Я улыбнулась, почти засмеявшись, и была слишком уставшей для того, чтобы удержать в себе то, о чем думала:
— Что ж, Миша, если тебя только это волнует, то можешь расслабиться. Жан-Клод не подставляется Ашеру, это он покрывает его, а не наоборот. — Тот факт, что я использовала термины БДСМ, которые имели мало общего с сексом как таковым, гомосексуальным или традиционным, был сложным для понимания вампира, слишком сложным.
— Ты хочешь сказать, что Жан-Клод использует иго, но не используется им?
— Если хочешь выразиться так, то да. — Я достаточно взяла себя в руки, чтобы не сказать «Насколько мне известно, пока я с ними». Если они и меняются ролями, когда меня с ними нет, то это их дело, да и вообще не уверена, что это меня волнует, хотя и не видела как они меняются местами, но это не значило… а, черт. Я слишком устала, чтобы волноваться о чем-то, что меня больше не беспокоило.
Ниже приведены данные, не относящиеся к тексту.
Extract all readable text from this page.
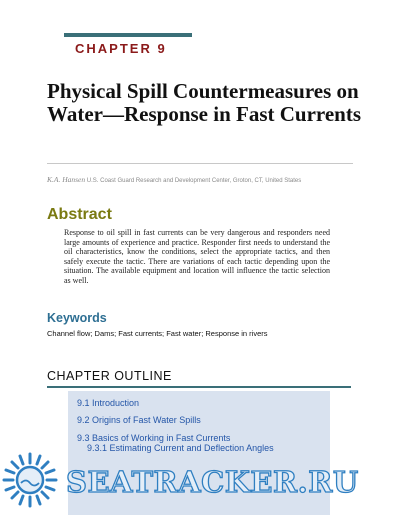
CHAPTER 9
Physical Spill Countermeasures on Water—Response in Fast Currents
K.A. Hansen U.S. Coast Guard Research and Development Center, Groton, CT, United States
Abstract
Response to oil spill in fast currents can be very dangerous and responders need large amounts of experience and practice. Responder first needs to understand the oil characteristics, know the conditions, select the appropriate tactics, and then safely execute the tactic. There are variations of each tactic depending upon the situation. The available equipment and location will influence the tactic selection as well.
Keywords
Channel flow; Dams; Fast currents; Fast water; Response in rivers
CHAPTER OUTLINE
9.1 Introduction
9.2 Origins of Fast Water Spills
9.3 Basics of Working in Fast Currents
9.3.1 Estimating Current and Deflection Angles
SEATRACKER.RU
— Знаешь, Миша, — сказала я. — Я люблю мужчин. Мне нравится наблюдать за моими возлюбленными, когда они вместе, зная, что позже вся эта сила и красота будет направлена на меня, так что перестать быть таким гомофобом. Я пиздец как устала, чтобы сегодня разгребать еще и это.
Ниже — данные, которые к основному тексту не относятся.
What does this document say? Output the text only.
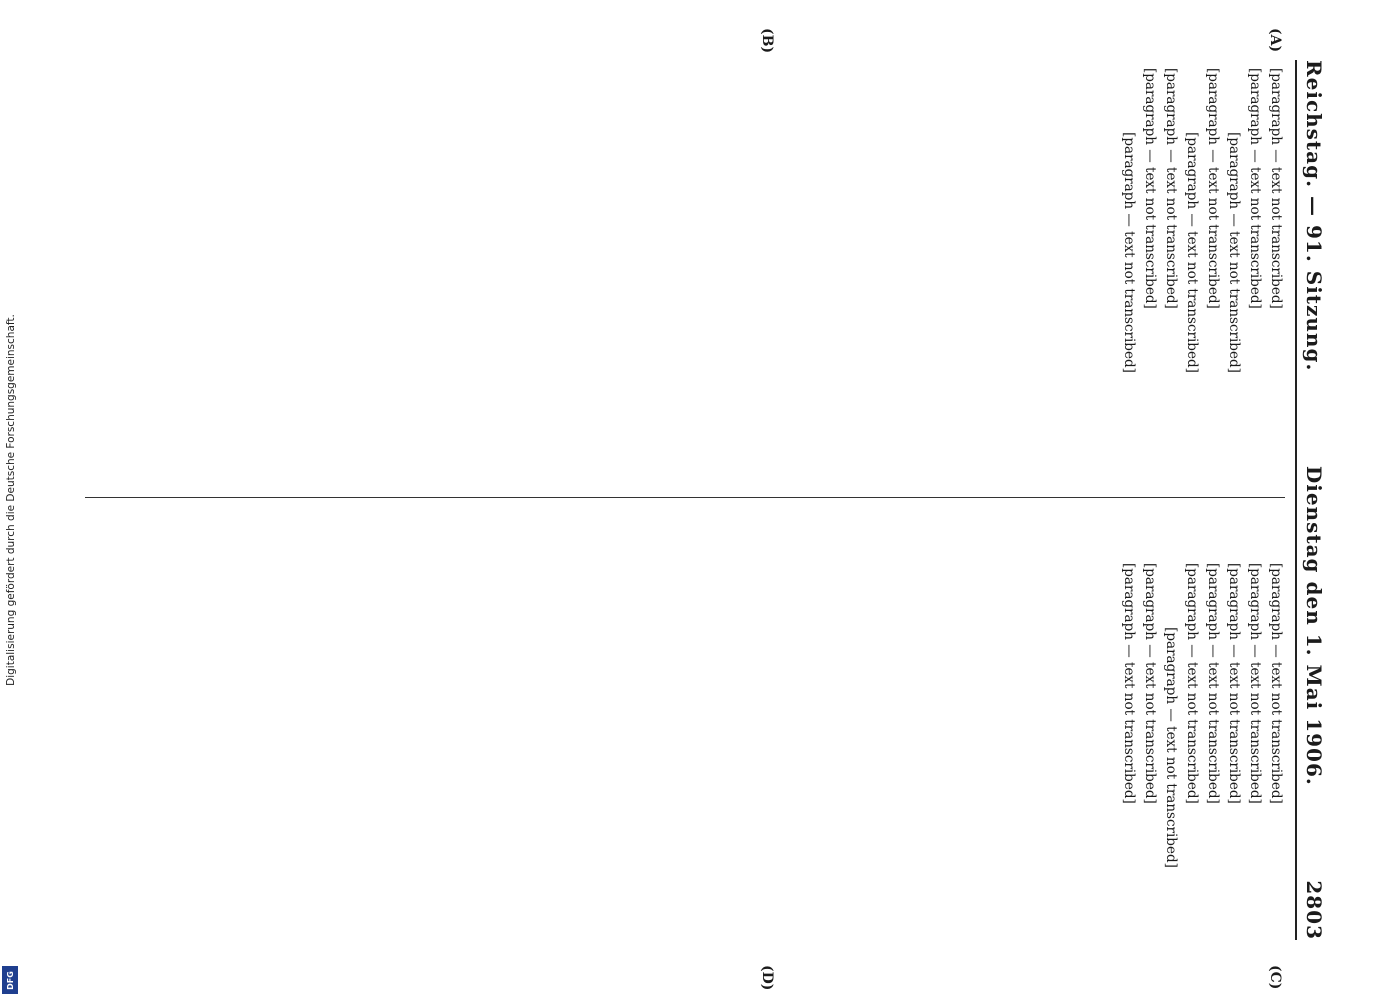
Digitalisierung gefördert durch die Deutsche Forschungsgemeinschaft.
DFG
Reichstag. — 91. Sitzung.
Dienstag den 1. Mai 1906.
2803
(A)
(B)
(C)
(D)

[paragraph — text not transcribed]

[paragraph — text not transcribed]

[paragraph — text not transcribed]

[paragraph — text not transcribed]

[paragraph — text not transcribed]

[paragraph — text not transcribed]

[paragraph — text not transcribed]

[paragraph — text not transcribed]

[paragraph — text not transcribed]

[paragraph — text not transcribed]

[paragraph — text not transcribed]

[paragraph — text not transcribed]

[paragraph — text not transcribed]

[paragraph — text not transcribed]

[paragraph — text not transcribed]

[paragraph — text not transcribed]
Не знаю, что он собирался ответить, потому что за ним открылась дверь и в комнату вошел Жан-Клод. Миша посмотрел на нас и этого взгляда было достаточно. Он бы никогда не сказал Жан-Клоду то, что только что сказал мне. Бывший член Арлекина мог говорить всякие гадости о Жан-Клоде и Ашере, но сказал он их только мне, а значит, он не особо меня уважает. Он боялся того, что мог сделать Жан-Клод, но не того, что могла сделать я. Я оставила эту мысль на потом, когда не буду никакущей и покрытой засыхающей кровью и кусочками мертвых, которых я же и помогла умертвить.
Глаза Жан-Клода расширились, но совсем немного.
— Ma petite, я вижу, у тебя выдалась нелегкая ночка.
Его французский акцент был очень явным, такое случалось нечасто — и лишь тогда, когда он испытывал сильные чувства, которые не мог скрыть, хотя и пытался. Я была ему признательна за эту попытку, потому что этот акцент означал: он сказал то, что было вариацией: «Ты покрыта кровью и кое-чем похуже, а значит ты была в страшной опасности, и скорее всего, едва не умерла… снова! Как ты можешь продолжать вот так рисковать собой, когда я так сильно люблю тебя?» Но вместо того, чтобы скандалить, он лишь скользнул ко мне, протягивая руки так грациозно, будто собирался со мной танцевать, когда окажется вплотную ко мне.